Superbowl (Ocean) Review | Zzap - Everygamegoing


By Ocean
Commodore 64

Published in Zzap #27


Although this is now realistically out of date, being the 'officially licensed' game of the 1985/86 Superbowl (New England Patriots vs Chicago Bears), it's still neat, combining simple strategy and arcade action to bring home the thrills of the season's most important match. Superbowl is designed for both the novice and expert, and comes with an audio cassette explaining the rules. The emphasis is on the player's ability to control the action directly via the joystick, rather than setting out the moves and watching the computer depict the ensuing results.

The action is controlled through a comprehensive series of pop-down menus with the player to be put under joystick control chosen when the move has been selected.

Now the action turns to the right, where an aerial view of the football field contains pathetic miniature dots to represent the players. A press of the Fire button 'snaps' the ball to the quarterback, and the player guides his on-screen counterpart through the hordes of opposing players. If a passing play has been selected before hand and the quarterback hasn't passed the line of scrimmage, the ball is passed by pressing the fire button. Control automatically passes to the catcher as soon as he receives the ball.

A window expands on the left hand side of the screen after ach play, replaying the entire move using three-quarter screen high characters, just like you'd see on a giant scoreboard. If you don't wish to see this, a simple press of the Fire button skips to the set-up menu.
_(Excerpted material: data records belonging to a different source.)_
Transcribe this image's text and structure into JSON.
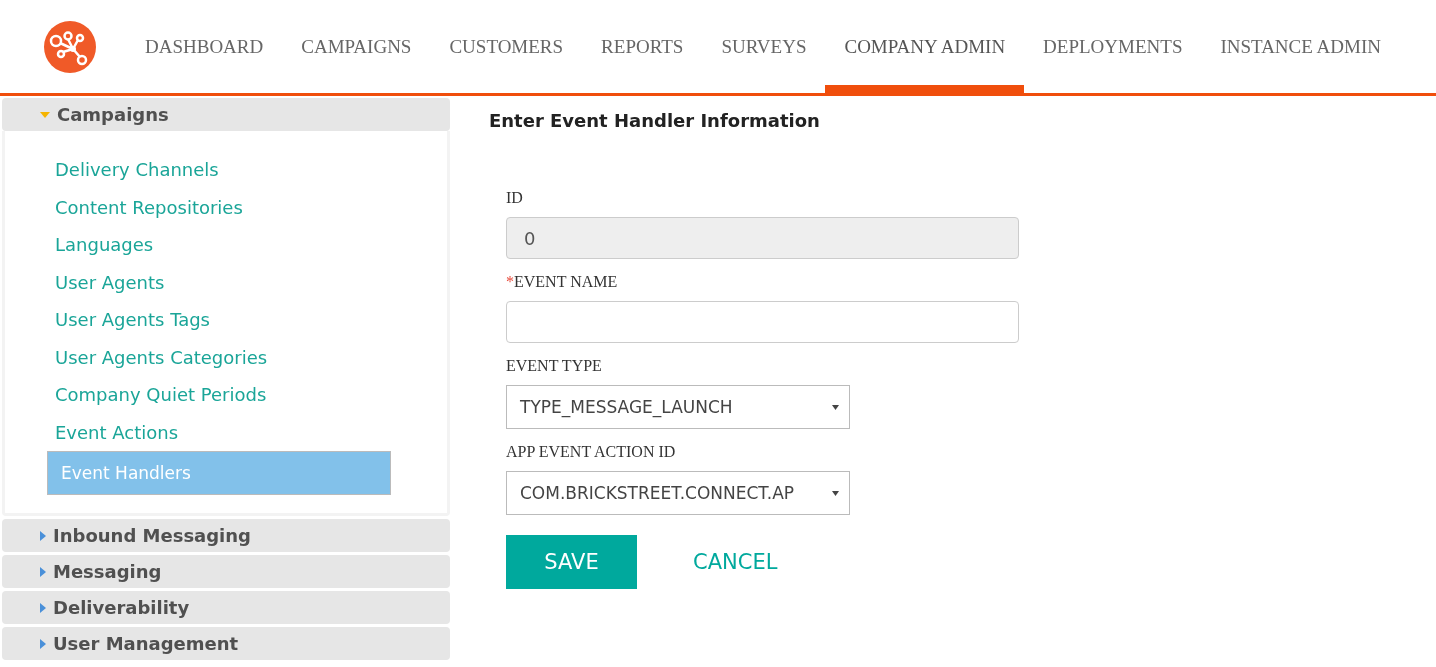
{
  "nav": {
    "items": [
      {
        "label": "DASHBOARD",
        "selected": false
      },
      {
        "label": "CAMPAIGNS",
        "selected": false
      },
      {
        "label": "CUSTOMERS",
        "selected": false
      },
      {
        "label": "REPORTS",
        "selected": false
      },
      {
        "label": "SURVEYS",
        "selected": false
      },
      {
        "label": "COMPANY ADMIN",
        "selected": true
      },
      {
        "label": "DEPLOYMENTS",
        "selected": false
      },
      {
        "label": "INSTANCE ADMIN",
        "selected": false
      }
    ]
  },
  "sidebar": {
    "sections": [
      {
        "title": "Campaigns",
        "expanded": true,
        "items": [
          {
            "label": "Delivery Channels",
            "selected": false
          },
          {
            "label": "Content Repositories",
            "selected": false
          },
          {
            "label": "Languages",
            "selected": false
          },
          {
            "label": "User Agents",
            "selected": false
          },
          {
            "label": "User Agents Tags",
            "selected": false
          },
          {
            "label": "User Agents Categories",
            "selected": false
          },
          {
            "label": "Company Quiet Periods",
            "selected": false
          },
          {
            "label": "Event Actions",
            "selected": false
          },
          {
            "label": "Event Handlers",
            "selected": true
          }
        ]
      },
      {
        "title": "Inbound Messaging",
        "expanded": false
      },
      {
        "title": "Messaging",
        "expanded": false
      },
      {
        "title": "Deliverability",
        "expanded": false
      },
      {
        "title": "User Management",
        "expanded": false
      }
    ]
  },
  "form": {
    "title": "Enter Event Handler Information",
    "fields": [
      {
        "kind": "readonly",
        "label": "ID",
        "required": false,
        "value": "0"
      },
      {
        "kind": "text",
        "label": "EVENT NAME",
        "required": true
      },
      {
        "kind": "select",
        "label": "EVENT TYPE",
        "required": false,
        "value": "TYPE_MESSAGE_LAUNCH"
      },
      {
        "kind": "select",
        "label": "APP EVENT ACTION ID",
        "required": false,
        "value": "COM.BRICKSTREET.CONNECT.AP"
      }
    ],
    "required_mark": "*",
    "save": "SAVE",
    "cancel": "CANCEL"
  }
}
While defending, the allocated player can either move into an intercepting position or mark an opposing player in a threatening position. Punts and kicks are executed by wiggling the joystick back and forth to increase a 'power bar', and pressing the Fire button boots the ball when enough energy has been accrued.

Superbowl is an immediately impressive program which is well designed and beautifully presented, but has one fundamental flaw - its inability to compete against a human. The computer opponent is a complete pushover for anyone more than a complete novice, and consequently the one player game becomes boring very quickly. However, as a two player game it's superb - a true arcade style head-to-head battle. Go for it if you have a human handy to challenge you.


When Superbowl came out a year ago, I was astounded by its slick presentation and ease of use. However, compared to its current competitors it's really very superficial. The lack of variation probably puts paid to any lasting satisfaction, as there are only two teams to choose from and the game screen is very simple.

The graphics are pleasing and the replay sequences still amaze me today, but the atmosphere could still have been improved - perhaps by some better sound effects. Superbowl is a good choice for newcomers, but the more hardened fanatic could be disappointed by the lack of depth.


Presentation 93%
Easy-to-use menu system, complemented by the useful audio cassette instructions.

Display 74%
The main playing screen graphics are pathetic, but are more than compensated for by the superb replay screens.

Playability 84%
Best played with two players - the computer opponent is totally inept.

Authenticity 83%
All the razzamatazz and pomp of the occasion have been successfully captured.

Opponent 23%
Sadly, the computer opponent plays like an idiot.

Value For Money 76%
A glossy package with a favourable price tag.

Overall 80%
A brilliant two-player game, but only a novice would find the computer opponent challenging.